I have an object detection model I’ve trained with the Tensorflow object detection API. I converted the model using tf-trt and am running inference on the Xavier devkit on images supplied from a RealSense D435. I’m using ROS to exchange data between nodes, and am visualizing the outputs in Rviz. No other programs are running.
After booting the Xavier for the first time today, I ran the pipeline and after about 30 minutes, the Xavier shut off without warning. I then rebooted the Xavier and reinitialized the pipeline, and it shuts off after a minute or two of running the pipeline. The devkit does not shut down when simply idling.

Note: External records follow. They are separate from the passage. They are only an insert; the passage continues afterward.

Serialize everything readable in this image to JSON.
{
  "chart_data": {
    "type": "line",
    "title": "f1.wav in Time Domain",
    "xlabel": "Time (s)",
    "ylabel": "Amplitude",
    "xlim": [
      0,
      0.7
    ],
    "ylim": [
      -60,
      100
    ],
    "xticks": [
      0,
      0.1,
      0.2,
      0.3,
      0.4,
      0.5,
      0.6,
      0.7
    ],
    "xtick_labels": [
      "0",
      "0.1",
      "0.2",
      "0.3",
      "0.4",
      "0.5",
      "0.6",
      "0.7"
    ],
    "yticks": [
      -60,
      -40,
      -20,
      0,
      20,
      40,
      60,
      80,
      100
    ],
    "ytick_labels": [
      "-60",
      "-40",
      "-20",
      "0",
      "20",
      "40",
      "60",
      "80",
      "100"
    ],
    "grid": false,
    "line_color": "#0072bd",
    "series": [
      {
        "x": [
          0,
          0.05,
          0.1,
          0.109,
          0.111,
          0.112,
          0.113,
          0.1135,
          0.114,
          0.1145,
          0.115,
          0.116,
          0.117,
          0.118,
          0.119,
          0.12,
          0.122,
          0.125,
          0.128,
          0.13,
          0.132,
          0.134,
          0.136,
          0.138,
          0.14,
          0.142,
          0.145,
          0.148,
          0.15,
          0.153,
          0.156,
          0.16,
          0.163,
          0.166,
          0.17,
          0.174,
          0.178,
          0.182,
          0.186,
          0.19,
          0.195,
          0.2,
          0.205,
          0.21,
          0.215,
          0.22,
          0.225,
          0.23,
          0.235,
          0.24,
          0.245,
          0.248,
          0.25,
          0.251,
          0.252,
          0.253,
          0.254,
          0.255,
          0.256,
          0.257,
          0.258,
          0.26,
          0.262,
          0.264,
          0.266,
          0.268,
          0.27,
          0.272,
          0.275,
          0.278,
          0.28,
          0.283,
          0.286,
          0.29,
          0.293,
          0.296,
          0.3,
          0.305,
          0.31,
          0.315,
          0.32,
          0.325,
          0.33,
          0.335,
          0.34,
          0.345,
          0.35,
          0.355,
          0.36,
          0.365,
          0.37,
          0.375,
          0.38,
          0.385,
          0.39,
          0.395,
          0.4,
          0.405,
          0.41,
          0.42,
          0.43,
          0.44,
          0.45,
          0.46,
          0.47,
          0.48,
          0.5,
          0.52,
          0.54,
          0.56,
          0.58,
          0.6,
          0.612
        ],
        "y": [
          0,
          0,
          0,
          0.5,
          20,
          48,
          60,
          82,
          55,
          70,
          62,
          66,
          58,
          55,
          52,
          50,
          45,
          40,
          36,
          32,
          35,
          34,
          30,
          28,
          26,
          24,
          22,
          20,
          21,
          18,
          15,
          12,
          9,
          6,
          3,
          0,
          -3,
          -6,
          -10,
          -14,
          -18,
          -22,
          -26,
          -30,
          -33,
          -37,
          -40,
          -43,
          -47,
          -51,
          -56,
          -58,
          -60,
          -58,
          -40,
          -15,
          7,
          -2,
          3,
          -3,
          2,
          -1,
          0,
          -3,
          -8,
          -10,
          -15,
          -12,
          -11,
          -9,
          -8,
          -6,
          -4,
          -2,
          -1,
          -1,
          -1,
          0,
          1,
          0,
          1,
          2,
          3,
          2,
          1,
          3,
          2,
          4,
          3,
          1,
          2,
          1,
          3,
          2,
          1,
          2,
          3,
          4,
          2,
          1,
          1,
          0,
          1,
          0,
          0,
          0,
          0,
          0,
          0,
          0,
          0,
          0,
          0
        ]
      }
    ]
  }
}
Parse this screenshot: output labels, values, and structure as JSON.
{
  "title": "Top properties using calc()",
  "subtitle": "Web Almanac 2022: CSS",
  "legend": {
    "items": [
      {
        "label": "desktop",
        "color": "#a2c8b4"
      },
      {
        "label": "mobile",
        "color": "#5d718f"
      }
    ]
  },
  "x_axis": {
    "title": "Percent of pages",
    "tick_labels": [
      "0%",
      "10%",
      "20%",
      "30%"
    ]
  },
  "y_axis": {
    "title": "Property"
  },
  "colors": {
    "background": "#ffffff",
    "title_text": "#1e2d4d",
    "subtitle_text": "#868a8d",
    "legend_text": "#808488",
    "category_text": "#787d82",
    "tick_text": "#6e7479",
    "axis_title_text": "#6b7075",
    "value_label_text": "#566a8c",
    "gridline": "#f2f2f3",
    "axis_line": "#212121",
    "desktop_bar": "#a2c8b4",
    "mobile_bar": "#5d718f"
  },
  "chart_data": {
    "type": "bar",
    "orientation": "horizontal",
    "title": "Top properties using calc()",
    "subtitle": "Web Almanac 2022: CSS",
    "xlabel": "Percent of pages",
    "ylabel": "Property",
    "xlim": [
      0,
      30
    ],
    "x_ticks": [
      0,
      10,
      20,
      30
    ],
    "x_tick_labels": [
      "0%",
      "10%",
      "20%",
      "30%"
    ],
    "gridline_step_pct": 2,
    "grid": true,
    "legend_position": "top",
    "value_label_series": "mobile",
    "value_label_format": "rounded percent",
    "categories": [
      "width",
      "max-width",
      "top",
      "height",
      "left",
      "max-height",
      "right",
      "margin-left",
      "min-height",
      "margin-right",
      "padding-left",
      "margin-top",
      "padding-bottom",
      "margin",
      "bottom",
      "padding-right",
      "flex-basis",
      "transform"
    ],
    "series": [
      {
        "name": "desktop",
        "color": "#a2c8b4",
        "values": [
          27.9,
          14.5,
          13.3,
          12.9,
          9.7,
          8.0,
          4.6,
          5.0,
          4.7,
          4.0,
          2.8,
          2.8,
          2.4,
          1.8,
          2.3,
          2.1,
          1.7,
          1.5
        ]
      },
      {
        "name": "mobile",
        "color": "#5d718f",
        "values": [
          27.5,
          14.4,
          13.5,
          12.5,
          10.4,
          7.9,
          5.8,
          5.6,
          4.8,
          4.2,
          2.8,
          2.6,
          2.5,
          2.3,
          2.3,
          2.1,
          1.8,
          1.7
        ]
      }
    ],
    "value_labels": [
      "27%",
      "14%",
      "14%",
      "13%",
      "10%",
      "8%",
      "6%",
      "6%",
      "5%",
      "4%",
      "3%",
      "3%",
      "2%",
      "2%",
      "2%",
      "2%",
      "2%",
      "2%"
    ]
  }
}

I’m running the Xavier in MAX_N mode (via
nvpmodel), and have used
jetson_clocks.sh to set the fan to maximum and set the cores to their maximum clock speed. My original thought was that the device was overheating, so I inspected the output of
tegrastats to check temperatures, but all reported temperatures were somewhere between 35-45C, which I believe is safe. The PMIC was reporting 100C, but I have never seen that number change (across multiple Xaviers), so I believe it not be correctly reporting. I also noticed that the Xavier is drawing approximately 39W from the wall (as measured by my meter) when running the aforementioned pipeline.
What are possible reasons for the shutdowns? Could it still be a thermal issue? Are there other issues I should be aware of?